Asiye Doğan, Şahsenem Cihan, Asiye Karakoç ve Zeycan Yedigöl de yakınlarını bulmadan bu dünyadan göçüp gittiler...

Cumartesi İnsanları her cumartesi günü kayıplarını arıyorlar bıkmadan usanmadan... Kaç kez oturdular, kaç kez Galatasaray meydanına gitmeleri engellendi, bu Cumartesilerinin toplamı kaç yıl ediyor?

Gördük mü, duyduk mu hangi birimiz gidip onlarla birlikte kaç cumartesi oturdu!

"Bir türkü söylediler, duydunuz mu...

Bir kuşu vurdular, gördünüz mü...

Böyle neden susuyorsunuz böyle ...

(Özdemir Asaf)

Zorla kaybettirmeler denince ilk akla gelen Arjantin'deki faşist darbenin başı Jorge Rafael Videla 1998'de, iktidarı sırasında (29 Mart 1976 - 29 Mart 1981 arasında) gözaltında kaybedilenler nedeniyle suçlu bulunuyor. Ancak 28 günlük bir tutukluluktan sonra sağlık gerekçesiyle cezası ev hapsine çevrilmiş. Bizdeki Cuntacılar da ömürlerinin son demlerinde hesapta "yargılandılar".

Bir tek gün bile hapis yatmadan... Bir tek gün bile mahkeme huzuruna çıkmadan, suçları yüzlerine okunmadan " yargılandılar"(!) Sırf bu günleri görmek için, cuntacı paşaların tutuklanıp yargılanmalarını görmek için, onların zulmüne uğramış, işkence tezgahından geçenlerin de içinde olduğu niceleri "yetmez ama evet" diyerek hüsrana uğradılar. Yetmezmiş  gibi toplumda büyük bir yanılsamanın oluşmasına sebep olmuş, cuntacı paşaların ayak izlerine basanların işini kolaylaştıran bir rol oynamışlardı.

 Berfo Anaya da söz verilmişti. Oğlunun kemiklerini bulup vereceklerdi, bir mezarı olacaktı. Unutuldu, amaç hasıl olmuştu bir kere. Tek adam rejimine giden yolları düzlemişlerdi artık. İhtiyaç kalmamıştı artık demokrasicilik oynamaya.

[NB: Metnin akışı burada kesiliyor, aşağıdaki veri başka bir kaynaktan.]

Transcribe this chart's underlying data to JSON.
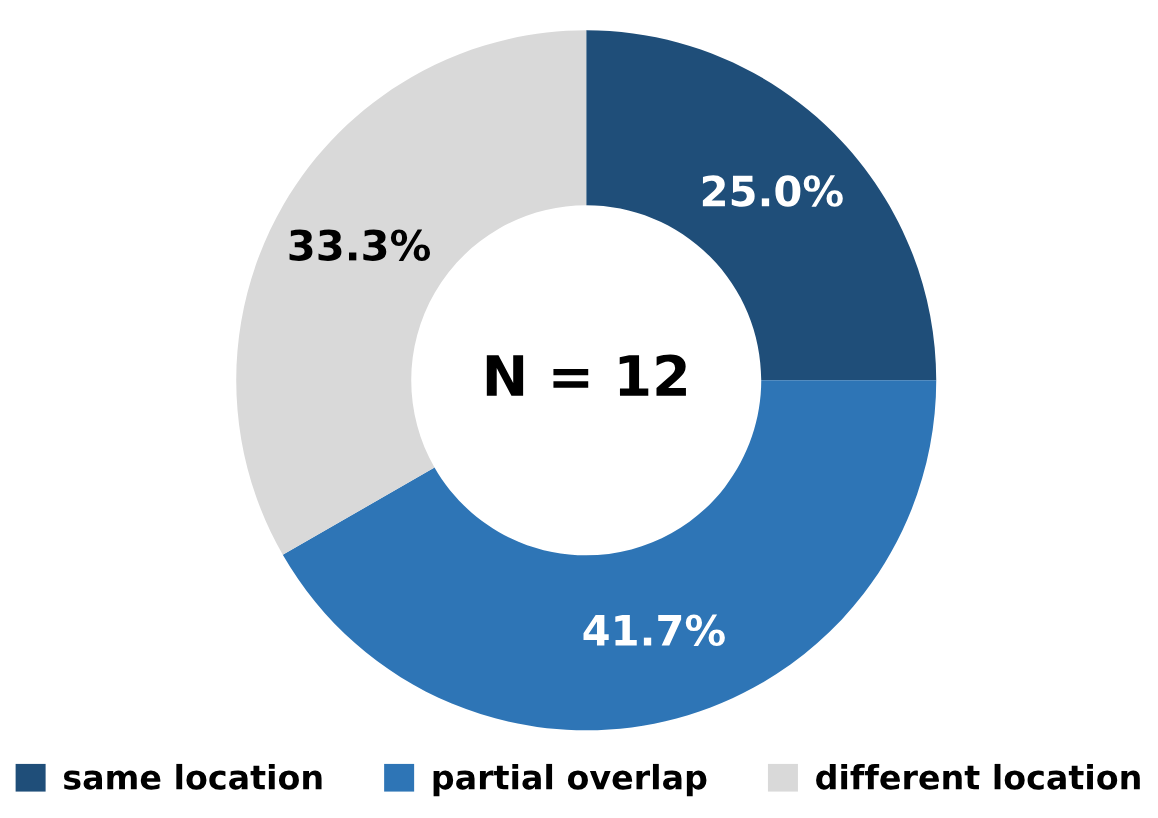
{
  "chart_data": {
    "type": "donut",
    "categories": [
      "same location",
      "partial overlap",
      "different location"
    ],
    "values": [
      25.0,
      41.7,
      33.3
    ],
    "colors": [
      "#1f4e79",
      "#2e75b6",
      "#d9d9d9"
    ],
    "value_labels": [
      "25.0%",
      "41.7%",
      "33.3%"
    ],
    "annotations": [
      "N = 12"
    ],
    "legend": "bottom"
  }
}
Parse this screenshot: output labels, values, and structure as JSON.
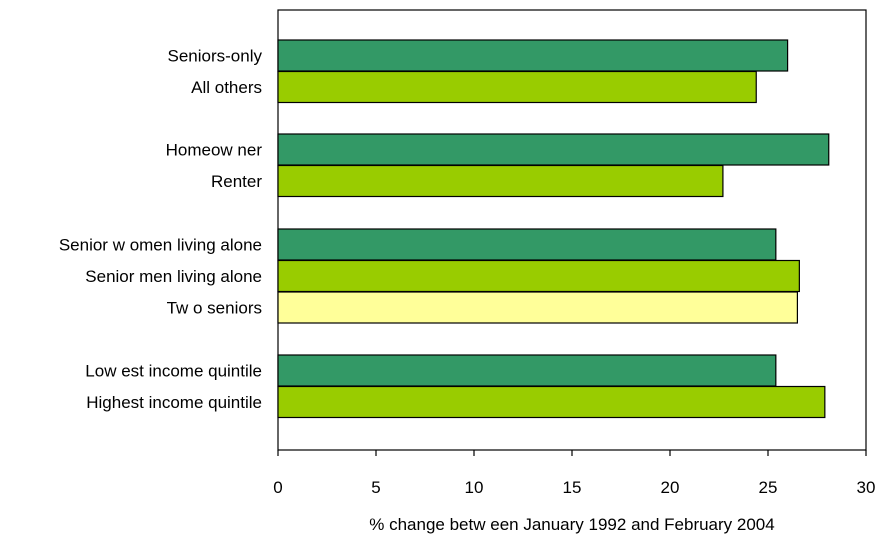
{
  "chart_data": {
    "type": "bar",
    "orientation": "horizontal",
    "xlabel": "% change betw een January 1992 and February 2004",
    "xlim": [
      0,
      30
    ],
    "xticks": [
      0,
      5,
      10,
      15,
      20,
      25,
      30
    ],
    "grid": false,
    "legend": "none",
    "groups": [
      {
        "bars": [
          {
            "label": "Seniors-only",
            "value": 26.0,
            "color": "#339966"
          },
          {
            "label": "All others",
            "value": 24.4,
            "color": "#99cc00"
          }
        ]
      },
      {
        "bars": [
          {
            "label": "Homeow ner",
            "value": 28.1,
            "color": "#339966"
          },
          {
            "label": "Renter",
            "value": 22.7,
            "color": "#99cc00"
          }
        ]
      },
      {
        "bars": [
          {
            "label": "Senior w omen living alone",
            "value": 25.4,
            "color": "#339966"
          },
          {
            "label": "Senior men living alone",
            "value": 26.6,
            "color": "#99cc00"
          },
          {
            "label": "Tw o seniors",
            "value": 26.5,
            "color": "#ffff99"
          }
        ]
      },
      {
        "bars": [
          {
            "label": "Low est income quintile",
            "value": 25.4,
            "color": "#339966"
          },
          {
            "label": "Highest income quintile",
            "value": 27.9,
            "color": "#99cc00"
          }
        ]
      }
    ]
  }
}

Bugün “yeni” argümanları 12 Eylül Anayasasına karşı “yeni anayasa”…”Sol”dan destek bulamazlar ise ki, öyle gözüküyor yine de  “iyi” koltuk değnekleri bulmaları olası.

Daha geçen yıl 20 Ağustos 2022 de bir baba şunları söyledi:

“Yedi yıldır yaşadığımız acıların en büyüğünü dün cenazeyi alırken yaşadık. ‘Al oğlunun cenazesi’ denilerek bana bir kutu teslim edildi. 28 yaşındaki bir gencin cenazesinin kutu içerisinde ailesine teslim edilebileceği hangi kitapta yazıyor?”

Bu kadarını görebilmek için bile bir kuytu yerde veya toprakta gömülü kemiklerin bir kutu içinde, bir çuvalda kendilerine teslim edilmesini bekleyen kaç aile var!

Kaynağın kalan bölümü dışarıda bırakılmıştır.